After treatment, patients in the multitarget therapy group also had significantly better results on other secondary endpoints, including changes in urine protein, serum albumin, systemic lupus erythematosus disease activity score, and C3 levels.
Adverse events occurred among 50.3% of multitarget recipients and 52.5% of cyclophosphamide recipients. More patients who received multitarget therapy had a serious adverse event (7.2% vs. 2.8%, respectively), and more patients withdrew from the multitarget therapy group (5.5% vs. 1.7%), but there were no statistically significant differences between the groups for either comparison.
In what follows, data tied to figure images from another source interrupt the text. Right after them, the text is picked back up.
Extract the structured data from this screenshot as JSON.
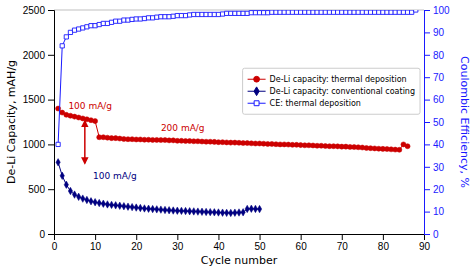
{
  "chart_data": {
    "type": "line",
    "x_label": "Cycle number",
    "y_label": "De-Li Capacity, mAH/g",
    "y2_label": "Coulombic Efficiency, %",
    "xlim": [
      0,
      90
    ],
    "xticks": [
      0,
      10,
      20,
      30,
      40,
      50,
      60,
      70,
      80,
      90
    ],
    "ylim": [
      0,
      2500
    ],
    "yticks": [
      0,
      500,
      1000,
      1500,
      2000,
      2500
    ],
    "y2lim": [
      0,
      100
    ],
    "y2ticks": [
      0,
      10,
      20,
      30,
      40,
      50,
      60,
      70,
      80,
      90,
      100
    ],
    "grid": false,
    "legend": "upper right",
    "series": [
      {
        "name": "De-Li capacity: thermal deposition",
        "color": "#cc0000",
        "marker": "circle",
        "x": [
          1,
          2,
          3,
          4,
          5,
          6,
          7,
          8,
          9,
          10,
          11,
          12,
          13,
          14,
          15,
          16,
          17,
          18,
          19,
          20,
          21,
          22,
          23,
          24,
          25,
          26,
          27,
          28,
          29,
          30,
          31,
          32,
          33,
          34,
          35,
          36,
          37,
          38,
          39,
          40,
          41,
          42,
          43,
          44,
          45,
          46,
          47,
          48,
          49,
          50,
          51,
          52,
          53,
          54,
          55,
          56,
          57,
          58,
          59,
          60,
          61,
          62,
          63,
          64,
          65,
          66,
          67,
          68,
          69,
          70,
          71,
          72,
          73,
          74,
          75,
          76,
          77,
          78,
          79,
          80,
          81,
          82,
          83,
          84,
          85,
          86
        ],
        "values": [
          1400,
          1355,
          1330,
          1320,
          1310,
          1300,
          1290,
          1280,
          1270,
          1260,
          1080,
          1080,
          1075,
          1070,
          1070,
          1065,
          1060,
          1058,
          1058,
          1055,
          1055,
          1052,
          1052,
          1050,
          1050,
          1048,
          1048,
          1045,
          1045,
          1040,
          1040,
          1038,
          1038,
          1035,
          1035,
          1032,
          1030,
          1030,
          1028,
          1025,
          1025,
          1022,
          1020,
          1020,
          1018,
          1015,
          1015,
          1012,
          1010,
          1010,
          1008,
          1005,
          1005,
          1002,
          1000,
          1000,
          998,
          995,
          995,
          992,
          990,
          990,
          988,
          985,
          985,
          982,
          980,
          980,
          978,
          975,
          975,
          972,
          970,
          968,
          965,
          960,
          958,
          955,
          952,
          950,
          948,
          945,
          942,
          940,
          1000,
          980
        ]
      },
      {
        "name": "De-Li capacity: conventional coating",
        "color": "#000080",
        "marker": "diamond",
        "x": [
          1,
          2,
          3,
          4,
          5,
          6,
          7,
          8,
          9,
          10,
          11,
          12,
          13,
          14,
          15,
          16,
          17,
          18,
          19,
          20,
          21,
          22,
          23,
          24,
          25,
          26,
          27,
          28,
          29,
          30,
          31,
          32,
          33,
          34,
          35,
          36,
          37,
          38,
          39,
          40,
          41,
          42,
          43,
          44,
          45,
          46,
          47,
          48,
          49,
          50
        ],
        "values": [
          800,
          650,
          550,
          480,
          440,
          415,
          395,
          380,
          365,
          355,
          345,
          338,
          330,
          325,
          320,
          315,
          310,
          305,
          300,
          295,
          290,
          285,
          282,
          278,
          275,
          272,
          268,
          265,
          262,
          260,
          258,
          256,
          254,
          252,
          250,
          248,
          246,
          244,
          242,
          240,
          238,
          236,
          235,
          238,
          240,
          242,
          280,
          282,
          280,
          278
        ]
      },
      {
        "name": "CE: thermal deposition",
        "color": "#1a1aff",
        "marker": "square-open",
        "axis": "y2",
        "x": [
          1,
          2,
          3,
          4,
          5,
          6,
          7,
          8,
          9,
          10,
          11,
          12,
          13,
          14,
          15,
          16,
          17,
          18,
          19,
          20,
          21,
          22,
          23,
          24,
          25,
          26,
          27,
          28,
          29,
          30,
          31,
          32,
          33,
          34,
          35,
          36,
          37,
          38,
          39,
          40,
          41,
          42,
          43,
          44,
          45,
          46,
          47,
          48,
          49,
          50,
          51,
          52,
          53,
          54,
          55,
          56,
          57,
          58,
          59,
          60,
          61,
          62,
          63,
          64,
          65,
          66,
          67,
          68,
          69,
          70,
          71,
          72,
          73,
          74,
          75,
          76,
          77,
          78,
          79,
          80,
          81,
          82,
          83,
          84,
          85,
          86,
          87,
          88
        ],
        "values": [
          40,
          84,
          88,
          90,
          91,
          91.5,
          92,
          92.5,
          93,
          93,
          93.5,
          94,
          94,
          94.5,
          95,
          95,
          95.5,
          95.5,
          95.8,
          96,
          96,
          96.2,
          96.5,
          96.5,
          96.8,
          97,
          97,
          97,
          97.2,
          97.5,
          97.5,
          97.5,
          97.8,
          98,
          98,
          98,
          98,
          98,
          98,
          98,
          98.2,
          98.5,
          98.5,
          98.5,
          98.5,
          98.5,
          98.5,
          98.8,
          98.8,
          98.8,
          98.8,
          98.8,
          99,
          99,
          99,
          99,
          99,
          99,
          99,
          99,
          99,
          99,
          99,
          99,
          99,
          99,
          99,
          99,
          99,
          99,
          99,
          99,
          99,
          99,
          99,
          99,
          99,
          99,
          99,
          99,
          99,
          99,
          99,
          99,
          99,
          99,
          99,
          100
        ]
      }
    ],
    "annotations": [
      {
        "text": "100 mA/g",
        "x": 3.5,
        "y": 1390,
        "color": "#cc0000"
      },
      {
        "text": "200 mA/g",
        "x": 26,
        "y": 1155,
        "color": "#cc0000"
      },
      {
        "text": "100 mA/g",
        "x": 9.5,
        "y": 610,
        "color": "#000080"
      }
    ],
    "arrows": [
      {
        "x": 7.5,
        "y_top": 1260,
        "y_bottom": 790,
        "color": "#cc0000"
      }
    ]
  }
}
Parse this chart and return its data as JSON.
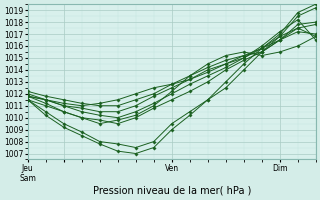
{
  "title": "Pression niveau de la mer( hPa )",
  "ylim": [
    1006.5,
    1019.5
  ],
  "yticks": [
    1007,
    1008,
    1009,
    1010,
    1011,
    1012,
    1013,
    1014,
    1015,
    1016,
    1017,
    1018,
    1019
  ],
  "xlim": [
    0,
    96
  ],
  "xtick_positions": [
    0,
    12,
    48,
    84
  ],
  "xtick_labels": [
    "Jeu Sam",
    "",
    "Ven",
    "Dim"
  ],
  "bg_color": "#d4ede8",
  "plot_bg": "#d8f0ec",
  "grid_color_major": "#aaccc4",
  "grid_color_minor": "#c4e4de",
  "line_color": "#1a6020",
  "marker": "D",
  "marker_size": 1.8,
  "lines": [
    {
      "x": [
        0,
        6,
        12,
        18,
        24,
        30,
        36,
        42,
        48,
        54,
        60,
        66,
        72,
        78,
        84,
        90,
        96
      ],
      "y": [
        1011.8,
        1011.5,
        1011.2,
        1011.0,
        1011.2,
        1011.5,
        1012.0,
        1012.5,
        1012.8,
        1013.2,
        1013.8,
        1014.5,
        1015.0,
        1016.0,
        1017.2,
        1018.2,
        1016.5
      ]
    },
    {
      "x": [
        0,
        6,
        12,
        18,
        24,
        30,
        36,
        42,
        48,
        54,
        60,
        66,
        72,
        78,
        84,
        90,
        96
      ],
      "y": [
        1011.5,
        1010.5,
        1009.5,
        1008.8,
        1008.0,
        1007.8,
        1007.5,
        1008.0,
        1009.5,
        1010.5,
        1011.5,
        1012.5,
        1014.0,
        1015.5,
        1016.8,
        1018.5,
        1019.2
      ]
    },
    {
      "x": [
        0,
        6,
        12,
        18,
        24,
        30,
        36,
        42,
        48,
        54,
        60,
        66,
        72,
        78,
        84,
        90,
        96
      ],
      "y": [
        1011.5,
        1010.2,
        1009.2,
        1008.5,
        1007.8,
        1007.2,
        1007.0,
        1007.5,
        1009.0,
        1010.2,
        1011.5,
        1013.0,
        1014.5,
        1015.8,
        1017.0,
        1018.8,
        1019.5
      ]
    },
    {
      "x": [
        0,
        6,
        12,
        18,
        24,
        30,
        36,
        42,
        48,
        54,
        60,
        66,
        72,
        78,
        84,
        90,
        96
      ],
      "y": [
        1011.8,
        1011.2,
        1010.5,
        1010.0,
        1009.8,
        1009.5,
        1010.0,
        1010.8,
        1011.5,
        1012.2,
        1013.0,
        1014.0,
        1014.8,
        1015.5,
        1016.5,
        1017.8,
        1018.0
      ]
    },
    {
      "x": [
        0,
        6,
        12,
        18,
        24,
        30,
        36,
        42,
        48,
        54,
        60,
        66,
        72,
        78,
        84,
        90,
        96
      ],
      "y": [
        1012.0,
        1011.5,
        1011.0,
        1010.5,
        1010.2,
        1010.0,
        1010.5,
        1011.2,
        1012.0,
        1012.8,
        1013.5,
        1014.2,
        1015.0,
        1015.8,
        1016.8,
        1017.5,
        1017.8
      ]
    },
    {
      "x": [
        0,
        6,
        12,
        18,
        24,
        30,
        36,
        42,
        48,
        54,
        60,
        66,
        72,
        78,
        84,
        90,
        96
      ],
      "y": [
        1011.8,
        1011.5,
        1011.0,
        1010.8,
        1010.5,
        1010.5,
        1011.0,
        1011.8,
        1012.5,
        1013.2,
        1014.0,
        1014.5,
        1015.2,
        1015.8,
        1016.5,
        1017.5,
        1016.8
      ]
    },
    {
      "x": [
        0,
        6,
        12,
        18,
        24,
        30,
        36,
        42,
        48,
        54,
        60,
        66,
        72,
        78,
        84,
        90,
        96
      ],
      "y": [
        1011.5,
        1011.0,
        1010.5,
        1010.0,
        1009.5,
        1009.8,
        1010.2,
        1011.0,
        1012.2,
        1013.5,
        1014.5,
        1015.2,
        1015.5,
        1015.2,
        1015.5,
        1016.0,
        1016.8
      ]
    },
    {
      "x": [
        0,
        6,
        12,
        18,
        24,
        30,
        36,
        42,
        48,
        54,
        60,
        66,
        72,
        78,
        84,
        90,
        96
      ],
      "y": [
        1012.2,
        1011.8,
        1011.5,
        1011.2,
        1011.0,
        1011.0,
        1011.5,
        1012.0,
        1012.8,
        1013.5,
        1014.2,
        1014.8,
        1015.2,
        1015.5,
        1016.5,
        1017.2,
        1017.0
      ]
    }
  ]
}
The study was supported by the National Basic Research Program of China and the National Key Technology R&D Programs. Information on disclosures was unavailable at the time of publication.
FROM ANNALS OF INTERNAL MEDICINE
Key clinical point: Multitarget treatment is superior to intravenous cyclophosphamide as induction therapy for lupus nephritis.
Major finding: Among of patients receiving mycophenolate mofetil and tacrolimus, 45.9% achieved complete remission, compared with 25.6% receiving IV cyclophosphamide (P < .001).
Data source: A 24-week, open-label, randomized, controlled trial of 368 adults from 26 centers in China between April 2009 and June 2011.
Disclosures: The National Basic Research Program of China and the National Key Technology R&D Programs funded the study. Information on disclosures was unavailable at the time of publication.